Schmitt sent civil investigative demands to Morningstar and Sustainalytics. The demands include 43 interrogatories (a fancy legal name for questions) and/or document requests – most are both. Among them are (*snooze alert* – they’re written in Legalese):

The eighteen AGs who have joined Missouri’s include fifteen Republicans, whose states have been identified, and three others that are unidentified. The fifteen are Arkansas, Georgia, Indiana, Kansas, Kentucky, Louisiana, Mississippi, Montana, Nebraska, Ohio, Oklahoma, South Carolina, Texas, Utah, and Virginia.

All but Montana and Nebraska have anti-BDS laws. Montana got as far as passing a bill in the state House back in February 2017, but the effort got no further. A Nebraska lawmaker introduced an anti-BDS bill into the legislature in January 2022, but it was indefinitely postponed in April.

Since the other three states haven’t been identified, it is unknown whether they have taken action to combat the anti-Israel boycott movement. Several Democratic-run states have also passed anti-BDS laws.

On the other hand, the states may be motivated by a more generalized concern over efforts to impose woke policies on businesses. Pushback efforts against this have been much in the news lately. For instance, Gov. DeSantis of Florida (which is not one of the states included in the above list) has made some well-publicized efforts in that direction.
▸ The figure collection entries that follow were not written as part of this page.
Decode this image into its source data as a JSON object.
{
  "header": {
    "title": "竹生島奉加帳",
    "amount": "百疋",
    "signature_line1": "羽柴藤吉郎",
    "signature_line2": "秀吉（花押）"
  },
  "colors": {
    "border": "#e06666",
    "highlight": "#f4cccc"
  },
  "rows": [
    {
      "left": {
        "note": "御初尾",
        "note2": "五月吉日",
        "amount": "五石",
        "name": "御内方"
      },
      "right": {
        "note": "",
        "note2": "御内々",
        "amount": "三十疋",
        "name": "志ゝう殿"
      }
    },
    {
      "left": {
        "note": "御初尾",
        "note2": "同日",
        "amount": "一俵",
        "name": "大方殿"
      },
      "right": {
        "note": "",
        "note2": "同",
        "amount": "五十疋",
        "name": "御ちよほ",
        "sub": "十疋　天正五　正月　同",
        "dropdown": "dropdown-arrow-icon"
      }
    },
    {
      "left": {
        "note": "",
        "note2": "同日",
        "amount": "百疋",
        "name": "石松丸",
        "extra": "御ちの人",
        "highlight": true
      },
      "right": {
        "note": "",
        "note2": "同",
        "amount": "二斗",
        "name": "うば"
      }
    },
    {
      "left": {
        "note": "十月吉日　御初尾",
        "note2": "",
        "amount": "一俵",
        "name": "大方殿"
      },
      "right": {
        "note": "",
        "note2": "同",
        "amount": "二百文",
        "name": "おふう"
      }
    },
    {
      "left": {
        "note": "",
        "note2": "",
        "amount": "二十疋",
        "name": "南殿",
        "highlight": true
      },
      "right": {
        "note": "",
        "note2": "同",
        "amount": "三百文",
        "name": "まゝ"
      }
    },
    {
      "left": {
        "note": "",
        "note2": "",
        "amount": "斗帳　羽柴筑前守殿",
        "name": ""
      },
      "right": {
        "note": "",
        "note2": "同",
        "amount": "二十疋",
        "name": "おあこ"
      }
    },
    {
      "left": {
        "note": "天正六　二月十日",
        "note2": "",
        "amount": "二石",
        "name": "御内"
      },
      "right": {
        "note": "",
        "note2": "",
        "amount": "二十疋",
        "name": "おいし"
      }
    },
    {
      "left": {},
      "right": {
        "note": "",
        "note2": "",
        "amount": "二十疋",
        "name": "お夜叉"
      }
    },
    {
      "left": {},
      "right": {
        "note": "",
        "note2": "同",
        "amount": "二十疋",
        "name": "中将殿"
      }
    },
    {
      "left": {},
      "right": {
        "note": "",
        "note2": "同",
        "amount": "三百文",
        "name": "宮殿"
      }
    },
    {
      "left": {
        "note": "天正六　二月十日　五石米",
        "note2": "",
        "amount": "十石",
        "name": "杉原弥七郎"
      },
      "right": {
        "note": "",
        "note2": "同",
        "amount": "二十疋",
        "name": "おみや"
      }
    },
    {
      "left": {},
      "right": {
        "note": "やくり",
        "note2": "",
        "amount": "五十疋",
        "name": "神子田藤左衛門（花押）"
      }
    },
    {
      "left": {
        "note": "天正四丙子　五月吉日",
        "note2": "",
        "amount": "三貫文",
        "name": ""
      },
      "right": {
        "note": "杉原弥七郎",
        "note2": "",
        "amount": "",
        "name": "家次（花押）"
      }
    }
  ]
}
There is a great deal of overlap between the nineteen AGs investigating Morningstar and the nineteen states whose Attorneys General (led by Arizona’s AG) have written to the Securities and Exchange Commission asking it to investigate whether Blackrock was properly prioritizing its fiduciary responsibilities to its investors, given its ESG objectives as well as its ties to China. Those nineteen states are: Alabama, Arizona, Arkansas, Georgia, Idaho, Indiana, Kansas, Kentucky, Louisiana, Mississippi, Missouri, Montana, Nebraska, Oklahoma, Ohio, South Carolina, Texas, West Virginia, and Utah.